Millions of music lovers have become addicted to the crisp, clear sound of the compact disc, which is rapidly replacing the records and cassette tapes in their collections. Now the CD seems destined to win the affection of computer buffs too. Inserted into a special disk drive connected to a personal computer, a single CD can deliver to the screen as much information as can be stored on 1,500 floppy disks. That is music to the ears of software manufacturers. Says Microsoft Chairman Bill Gates, who has spearheaded U.S. research in CD technology for computers: “The key is that the CD enables individuals to use a lot of information fast.”
Microsoft underscored that point last week at an international CD conference in Seattle, where it introduced a $295 compact disc called Bookshelf. The title is most appropriate. The disc contains digitized versions of ten popular reference volumes, including Bartlett’s Familiar Quotations, Roget’s Thesaurus, the World Almanac and the U.S. Zip Code Directory. Equipped with a copy of Bookshelf, the special disk drive and a personal computer, a writer can have instant access to a wealth of reference material without interrupting word processing. With the push of a button, an individual can call up synonyms and quotations — which pop up in “windows” on the screen — and then, with another tap on the keyboard, insert them into the text.
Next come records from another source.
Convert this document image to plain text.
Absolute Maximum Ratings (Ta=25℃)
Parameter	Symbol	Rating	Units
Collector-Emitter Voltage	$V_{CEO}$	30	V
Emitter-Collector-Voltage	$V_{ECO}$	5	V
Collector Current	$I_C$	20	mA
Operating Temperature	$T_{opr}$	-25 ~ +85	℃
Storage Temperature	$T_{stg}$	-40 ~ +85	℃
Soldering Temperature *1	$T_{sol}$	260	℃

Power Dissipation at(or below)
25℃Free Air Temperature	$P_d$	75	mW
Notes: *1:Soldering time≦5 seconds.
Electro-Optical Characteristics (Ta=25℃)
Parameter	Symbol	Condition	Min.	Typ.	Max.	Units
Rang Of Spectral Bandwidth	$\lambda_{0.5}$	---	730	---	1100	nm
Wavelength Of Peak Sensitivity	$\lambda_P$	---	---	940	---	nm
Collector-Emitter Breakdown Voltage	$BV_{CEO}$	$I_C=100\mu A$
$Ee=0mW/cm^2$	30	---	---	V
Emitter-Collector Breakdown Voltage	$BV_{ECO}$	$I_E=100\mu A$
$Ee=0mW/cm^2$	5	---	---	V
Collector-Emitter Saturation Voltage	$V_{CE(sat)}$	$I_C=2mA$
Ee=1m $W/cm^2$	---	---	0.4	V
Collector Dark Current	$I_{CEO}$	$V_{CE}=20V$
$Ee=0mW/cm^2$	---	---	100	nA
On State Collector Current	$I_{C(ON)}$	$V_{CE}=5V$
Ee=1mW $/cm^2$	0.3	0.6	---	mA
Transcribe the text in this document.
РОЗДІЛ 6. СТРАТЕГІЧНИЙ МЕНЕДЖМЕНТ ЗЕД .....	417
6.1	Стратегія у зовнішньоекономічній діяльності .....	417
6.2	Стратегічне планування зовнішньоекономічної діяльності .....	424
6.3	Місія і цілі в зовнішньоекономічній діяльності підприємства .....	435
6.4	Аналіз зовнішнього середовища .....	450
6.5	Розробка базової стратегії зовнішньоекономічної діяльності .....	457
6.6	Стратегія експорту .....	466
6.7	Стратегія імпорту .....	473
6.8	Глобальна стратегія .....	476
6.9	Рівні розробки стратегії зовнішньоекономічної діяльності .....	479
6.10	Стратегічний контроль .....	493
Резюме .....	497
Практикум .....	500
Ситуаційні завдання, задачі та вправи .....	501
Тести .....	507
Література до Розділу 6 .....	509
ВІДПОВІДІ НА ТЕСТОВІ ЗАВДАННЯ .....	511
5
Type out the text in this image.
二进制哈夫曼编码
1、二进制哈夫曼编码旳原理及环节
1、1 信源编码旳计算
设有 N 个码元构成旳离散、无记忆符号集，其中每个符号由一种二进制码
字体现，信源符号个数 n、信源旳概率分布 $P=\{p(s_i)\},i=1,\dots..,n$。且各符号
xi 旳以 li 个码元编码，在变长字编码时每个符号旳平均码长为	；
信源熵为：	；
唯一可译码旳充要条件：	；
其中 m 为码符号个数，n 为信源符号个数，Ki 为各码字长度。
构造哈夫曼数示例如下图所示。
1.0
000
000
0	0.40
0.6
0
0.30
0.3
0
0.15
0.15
The disc that stores music and data with equal ease is a technological marvel. Molded out of the same durable plastic used in bulletproof windows, the discs are engraved by laser beam, leaving microscopic “pits” and “lands” (flat areas) representing streams of binary digits. Each pit is no larger than a bacterium; some 2 billion fit on a 4.72-in. disc, laid down in a continuous spiral nearly three miles long. With this capacity, a single 4.72-in. disc can store up to 250,000 pages of text. And a CD surface area 6 ft. long and 6 ft. wide would be sufficient to store the words in every book ever written.
Book publishers were among the first to tap the CD’s vast capacity. Two years ago, Grolier fit all 9 million words of its 20-volume Academic American Encyclopedia onto one-fifth of the surface of a single disc. Now some 130 different discs are available, including CD editions of such voluminous tomes as the Oxford English Dictionary, Books in Print and the Reader’s Guide to Periodical Literature. The CD version of Census Bureau data enables anyone with a properly equipped personal computer to conduct demographic searches that once required a mainframe computer.
Despite their enormous potential, compact discs have some drawbacks. Unlike floppy disks, which can be erased and rerecorded at will, the compact discs now generally available are “read only” and cannot be altered outside the factory. Thus computer owners are unable to use the CDs to store their own data and programs or to alter those prerecorded on the disc. The same limitation affects software producers. Instead of updating its One Source disc of Wall Street data electronically, for example, Lotus must mail subscribers a new CD every week.
Price too has inhibited the spread of the discs. Computer CD drives cost about $800, and software publishers are charging up to $50,000 for CD versions of especially valuable data. But strangely enough, audio CDs may be coming to the rescue. Says David Davies of Minnesota’s 3M company, which produces about half of the world’s compact discs for computers: “Without the CD music market, data CDs would not exist. The hardware would be too expensive.” The intense competition to produce music CDs, he explains, will spill over to the CD data field, forcing down the costs of both discs and their computer drives. Donald McLagan, a Lotus vice president, agrees. “Every time Bruce Springsteen and Stevie Wonder sell a compact disc,” he says, “it’s good news for the data side.”